Seu gesto repete o enfrentamento de juízes e de policiais, em uma ação que é política e intelectual, não porque sábia ou informada, mas por que fundada nesse bem de todos nós que é o desejo de mais e de melhor educação. Os efeitos são reais e imediatos. Professores universitários, alunos de escolas particulares, gente de todo canto vêm para as escolas, não para fazer comício, mas para ter aula de verdade. Um ato que mostra, em toda sua minudência, como educação e cultura são o antídoto para o país.
Acusam o discurso do bom e barato, da aula dada pelo filme, do trabalho em grupo e do curso por PowerPoint e Moodle.

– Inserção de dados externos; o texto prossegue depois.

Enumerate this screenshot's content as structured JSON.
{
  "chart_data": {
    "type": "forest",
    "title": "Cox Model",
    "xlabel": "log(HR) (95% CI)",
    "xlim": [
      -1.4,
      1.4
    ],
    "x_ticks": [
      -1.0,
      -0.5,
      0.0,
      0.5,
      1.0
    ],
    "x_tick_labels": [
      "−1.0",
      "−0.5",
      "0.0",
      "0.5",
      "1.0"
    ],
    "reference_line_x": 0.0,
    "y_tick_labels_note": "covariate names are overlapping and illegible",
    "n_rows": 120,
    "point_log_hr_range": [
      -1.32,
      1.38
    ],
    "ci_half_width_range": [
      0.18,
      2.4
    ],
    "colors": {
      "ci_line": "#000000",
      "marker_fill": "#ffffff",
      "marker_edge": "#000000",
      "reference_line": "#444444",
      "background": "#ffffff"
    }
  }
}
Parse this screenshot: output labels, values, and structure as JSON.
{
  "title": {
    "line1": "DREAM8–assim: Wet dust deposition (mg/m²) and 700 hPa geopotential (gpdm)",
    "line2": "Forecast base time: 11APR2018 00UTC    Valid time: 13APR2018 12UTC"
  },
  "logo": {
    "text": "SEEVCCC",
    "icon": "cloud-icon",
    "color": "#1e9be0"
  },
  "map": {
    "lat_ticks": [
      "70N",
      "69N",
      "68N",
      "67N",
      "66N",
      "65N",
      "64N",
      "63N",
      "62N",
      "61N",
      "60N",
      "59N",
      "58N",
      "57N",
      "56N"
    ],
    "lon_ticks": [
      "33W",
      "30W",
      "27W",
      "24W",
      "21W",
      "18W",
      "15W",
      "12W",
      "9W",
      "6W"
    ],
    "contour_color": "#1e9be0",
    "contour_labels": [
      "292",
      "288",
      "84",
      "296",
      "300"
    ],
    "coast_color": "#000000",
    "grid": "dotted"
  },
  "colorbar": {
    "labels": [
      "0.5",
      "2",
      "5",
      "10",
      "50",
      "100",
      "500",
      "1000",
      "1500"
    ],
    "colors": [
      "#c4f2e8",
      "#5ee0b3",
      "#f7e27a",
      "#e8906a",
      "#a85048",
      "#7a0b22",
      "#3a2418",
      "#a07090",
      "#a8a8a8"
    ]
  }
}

Acusam que esse discurso só interessa àqueles que já possuem acesso garantido à alta cultura, às viagens de aprendizagem e à educação privilegiada. Acusam esses que, sentados em cima de seu imenso patrimônio de saber e geralmente a serviço da ostentação, continuam a vender o conto da ascensão social apenas pelo crescimento do bolso. Para essa posição, quanto mais cultura industrial e “zueira” melhor. “Tá tranquilo? Tá favorável!”, dirá a nossa Antonieta, mais uma vez.
Quando ingressam na universidade –se pobres, negros ou indígenas– muitas vezes continuam a sentir a exclusão na pele, ainda que não por causa dela. Mudar de classe não é apenas ganhar mais dinheiro e ter acesso ao lugar de ensino, é ser reconhecido e reconhecer as regras da partilha do saber.
Uma educação faz de conta só pode gerar um reconhecimento faz de conta. Apesar de produzido por um truque, o efeito disso é um ressentimento social verdadeiro. A promessa de que a educação muda a vida das pessoas é sentida como enganadora. É para isso que o conto anti-intelectual serve, para produzir uma educação pirata, enquanto os donos do poder continuam a brincar e abusar da original.